Sports

Unlucky break for SK grad

Don’t ask Travis Hanson about Murphy’s law — he knows all about it.

After all, the 1999 graduate of South Kitsap High School was staring a promotion to the St. Louis Cardinals double AA team straight in the face when his season came to a sudden end June 3 in Palm Beach, Fla.

“The first thing that flashed through my mind was ‘am I going to be able play again?’” Hanson said last week from Florida. “Then it was more like ‘dammit, I’m going to miss the whole season.’”

Hanson was leading his team, the Class A Palm Beach Cardinals, in RBIs and had just been chosen to his second-straight all-star team. But then the worst thing could have happened, happened — Hanson broke his leg after colliding with a fielder just short of second base.

“It was such a freak play,” Hanson said. “I was on first going to second and I was out, so I pulled up instead of sliding into the bag and the next thing I know, the shortstop and I are all tangled up.

“I’ve never had an injury like this before,” Hanson said. “I would always just go out there and play. I guess I went out with a bang.”

When the pair were separated, Hanson had dislocated his ankle and broke his fibula. His meteoric rise through the minor leagues was temporarily halted.

Hanson seemed to be on the verge of yet another quick promotion this summer. He was carrying a .259 average with 39 RBI, 11 doubles and two homers just 57 games into the 2004 season. He had made the change the organization had wanted him to make, shifting to second base from his all-too-familiar third base in order to get him to the big club sooner.

“(The organization) knows I can play third, but they said I was a good enough athlete to play second,” Hanson said. “They liked my bat enough that they wanted me to continue playing for them instead of using me as trade bait.”

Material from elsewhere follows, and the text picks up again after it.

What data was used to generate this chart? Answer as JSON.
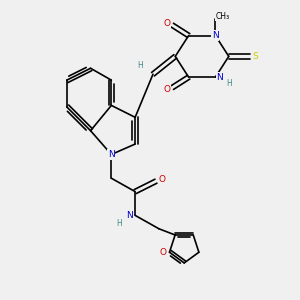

And he had begun to hear the talk about moving up to Class AA Tennessee. Hanson played a year of Class A ball in Peoria, Ill., last year before moving to Palm Beach.

“I don’t let it boil over in my mind,” Hanson said. “I expect I’ll be in Tennessee sometime next year. That’s a good thing to know going into the offseason. I’ll be in a better frame of mind.”

Hanson, who played three years at the University of Portland after graduating from SK, just had screws removed from his ankle Aug. 6. Since he broke it, Hanson has been limited by a full-leg cast and now a walking boot.

“I couldn’t do anything until about three weeks ago,” Hanson said. “It sucks to even get up and cook food, so I’ve lost some weight.”

His rehabilitation has his full attention now, concentrating more on the future than watching the present. He has attended a few game since the injury but not many.

“I can’t watch too much, it really just bums me out,” Hanson said. “It just eats at me that I can’t be out there helping the team.”

The Cardinals could have used some help at the end of the first half.

When Hanson went down, PB was leading its division by three and half games. The Cardinals ended by losing eight of its last 10 games and blew the division title.

“That pissed me off,” Hanson said. “I wished I could have been there to help out.”

Through Aug. 11, Palm Beach was 26-20 in the second half, two and a half games behind Vero Beach. And his replacement, Mike McCoy, is hitting .293 with two home runs and 17 RBI in 41 games.

“I played with him in Peoria,” Hanson said. “He’s a good guy.”

With his team safely in contention, Hanson has turned to getting himself ready for next season. The first order of business was learning how to walk again.

“I’ve been in the pool some, working on my range of motion,” Hanson said. “One thing is the rehab will make my leg stronger than it’s ever been. If anything, I’m getting more strength out of this, that’s the way I look at it.”

Hanson said he will start slowly, just walking short distances for the next couple of weeks. He said the break is a 4-5 month injury, meaning he won’t really begin any rehab until October.

“I just have to work my way up to it,” Hanson said. “I’ve only missed three games in my entire pro career so this is kind of new to me.”

After a month or two of light running, Hanson said he will hit the weights hard all the way through February, which won’t be very different from his normal offseason.

“Last year I ran from November to March,” Hanson said. “I was in the best shape I’ve ever been in. I lost a lot of body fat and gained a lot of muscle.”

Hanson has been staying in Palm Beach but may go home to Portland soon to begin rehabbing. He said he will stay away from baseball-type workouts until November when he will throw a little and start hitting balls off a tee in his garage.

“Mainly, I just think about all the good stuff,” Hanson said. “I’m trying to keep in the right frame of mind and not let it get to me. Mentally, I’m not doing too bad. I think I’ll be that way all the way through.”